Let’s switch gears and talk about consumers. Is there a product line that’s doing particular well for High Liner?
Our FireRoasters™ line is probably the most successful major platform launch for us since we launched Upper Crust™ in late 2003/early 2004. There’s an aging Boomer population. There’s a trend toward healthiness. There’s a lot of positive media on eating more seafood. But I also believe that people are moving toward a cleaner seafood product. They want something that is all natural, that is less coated without a lot of breadcrumb or batter. I call it “simply seasoned.” They want something that is clean in appearance with all-natural ingredients, low in fat, low in sodium, which appeals to a more ohealthy lifestyle.
Our FireRoasters™ line was launched with that in mind. We were extremely please with the product launch. It was a great platform because it touches on where I think seafood is moving. A lot of consumers want to buy seafood, but when they get it home they’re still confused about what to do with it. So they put some lemon-pepper seasoning on it and bake it in the oven. Our product lines give them something made from scratch with a back-of-the-house appearance. It gives them something that is bold — bold flavors with on-trend ingredients. They get home, they put it in the microwave or oven and they eat dinner in 15 minutes. Like most American families, my wife and I are talking at 4:30 in the afternoon about what’s for dinner that night.

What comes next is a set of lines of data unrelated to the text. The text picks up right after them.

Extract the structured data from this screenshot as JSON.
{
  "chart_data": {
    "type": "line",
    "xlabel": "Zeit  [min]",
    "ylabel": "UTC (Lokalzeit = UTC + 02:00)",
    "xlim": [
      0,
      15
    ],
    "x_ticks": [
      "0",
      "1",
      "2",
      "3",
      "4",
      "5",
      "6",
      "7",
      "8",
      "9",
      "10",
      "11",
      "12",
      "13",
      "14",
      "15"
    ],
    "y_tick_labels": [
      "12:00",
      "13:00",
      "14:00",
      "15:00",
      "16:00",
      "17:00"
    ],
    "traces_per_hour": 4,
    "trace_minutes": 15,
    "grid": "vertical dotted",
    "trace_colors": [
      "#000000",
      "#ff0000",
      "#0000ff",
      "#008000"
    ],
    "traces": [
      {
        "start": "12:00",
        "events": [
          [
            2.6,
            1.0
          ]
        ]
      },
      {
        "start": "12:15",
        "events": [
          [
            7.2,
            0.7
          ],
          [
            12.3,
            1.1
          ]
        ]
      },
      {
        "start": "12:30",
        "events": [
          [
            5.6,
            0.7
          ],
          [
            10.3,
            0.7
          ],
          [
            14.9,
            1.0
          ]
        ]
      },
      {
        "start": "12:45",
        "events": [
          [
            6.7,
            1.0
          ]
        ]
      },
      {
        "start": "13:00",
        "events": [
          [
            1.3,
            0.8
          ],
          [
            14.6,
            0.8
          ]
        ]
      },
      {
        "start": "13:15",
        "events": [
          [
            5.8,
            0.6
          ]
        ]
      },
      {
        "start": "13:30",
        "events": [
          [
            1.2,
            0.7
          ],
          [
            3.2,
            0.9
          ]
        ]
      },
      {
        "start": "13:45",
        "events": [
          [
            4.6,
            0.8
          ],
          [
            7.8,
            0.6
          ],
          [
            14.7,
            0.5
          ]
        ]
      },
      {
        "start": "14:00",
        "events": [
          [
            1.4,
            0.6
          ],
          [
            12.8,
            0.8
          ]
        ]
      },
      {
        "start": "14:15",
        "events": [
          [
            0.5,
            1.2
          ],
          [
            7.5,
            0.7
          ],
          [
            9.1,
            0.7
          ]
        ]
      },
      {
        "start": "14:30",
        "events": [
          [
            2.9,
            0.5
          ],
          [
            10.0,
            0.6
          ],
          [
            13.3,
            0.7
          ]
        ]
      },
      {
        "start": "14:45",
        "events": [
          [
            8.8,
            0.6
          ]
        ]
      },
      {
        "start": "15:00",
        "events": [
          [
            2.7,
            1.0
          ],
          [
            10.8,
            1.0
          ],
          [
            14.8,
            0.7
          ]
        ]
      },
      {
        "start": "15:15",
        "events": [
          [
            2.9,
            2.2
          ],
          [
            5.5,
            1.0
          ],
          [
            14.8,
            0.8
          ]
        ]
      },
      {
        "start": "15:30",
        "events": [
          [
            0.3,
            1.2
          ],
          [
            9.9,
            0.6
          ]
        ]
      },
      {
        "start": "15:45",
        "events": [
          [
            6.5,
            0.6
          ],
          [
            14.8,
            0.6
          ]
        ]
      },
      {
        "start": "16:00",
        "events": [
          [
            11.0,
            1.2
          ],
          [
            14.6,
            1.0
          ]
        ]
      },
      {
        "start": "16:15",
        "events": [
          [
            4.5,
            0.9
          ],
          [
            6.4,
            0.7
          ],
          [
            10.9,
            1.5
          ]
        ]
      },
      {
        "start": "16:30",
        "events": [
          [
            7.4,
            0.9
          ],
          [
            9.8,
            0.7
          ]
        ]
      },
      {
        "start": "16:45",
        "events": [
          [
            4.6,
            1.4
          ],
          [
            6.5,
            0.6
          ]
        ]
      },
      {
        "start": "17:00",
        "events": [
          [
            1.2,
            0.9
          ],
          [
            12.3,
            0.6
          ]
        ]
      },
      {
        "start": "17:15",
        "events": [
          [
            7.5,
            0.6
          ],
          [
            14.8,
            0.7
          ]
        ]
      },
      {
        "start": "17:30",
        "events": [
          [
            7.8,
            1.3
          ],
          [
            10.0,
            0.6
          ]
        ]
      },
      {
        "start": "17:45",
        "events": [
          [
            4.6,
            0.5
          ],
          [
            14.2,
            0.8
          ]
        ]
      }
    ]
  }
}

What species has yet to reach its potential in the U.S. market?
Pangasius. It’s a species with a large biomass. It has a great price point, sitting between pollock and tilapia. And yet it still hasn’t caught on in the U.S. as a mainstream, marketable product. It tends to fly under the radar screen, whether it’s marketed as whitefish or as basa, swai or pangasius. It just hasn’t hit where tilapia is. I liken pangasius to tilapia 10 to 15 years ago — it’s [No. 10] on the U.S. seafood consumption list and yet most Americans do not know what the product is. And there’s been a tremendous fight over the last few years with the domestic catfish industry, which has really stalled the development of [pangasius] as a good-quality, low-cost raw material for commodity and value-added operations. It’s a species that really could and should take off. There should be more development work, there should be more value-added product. But until some of these concerns get taken care of by the U.S. Department of Agriculture, it’s going to continue to stall [pangasius’ potential] in the U.S. It’s typically 70 cents a pound cheaper than tilapia. It’s just a great value. But a lot of companies, ours including, have hesitated to jump full speed into this not knowing where this ruling will come out from the USDA.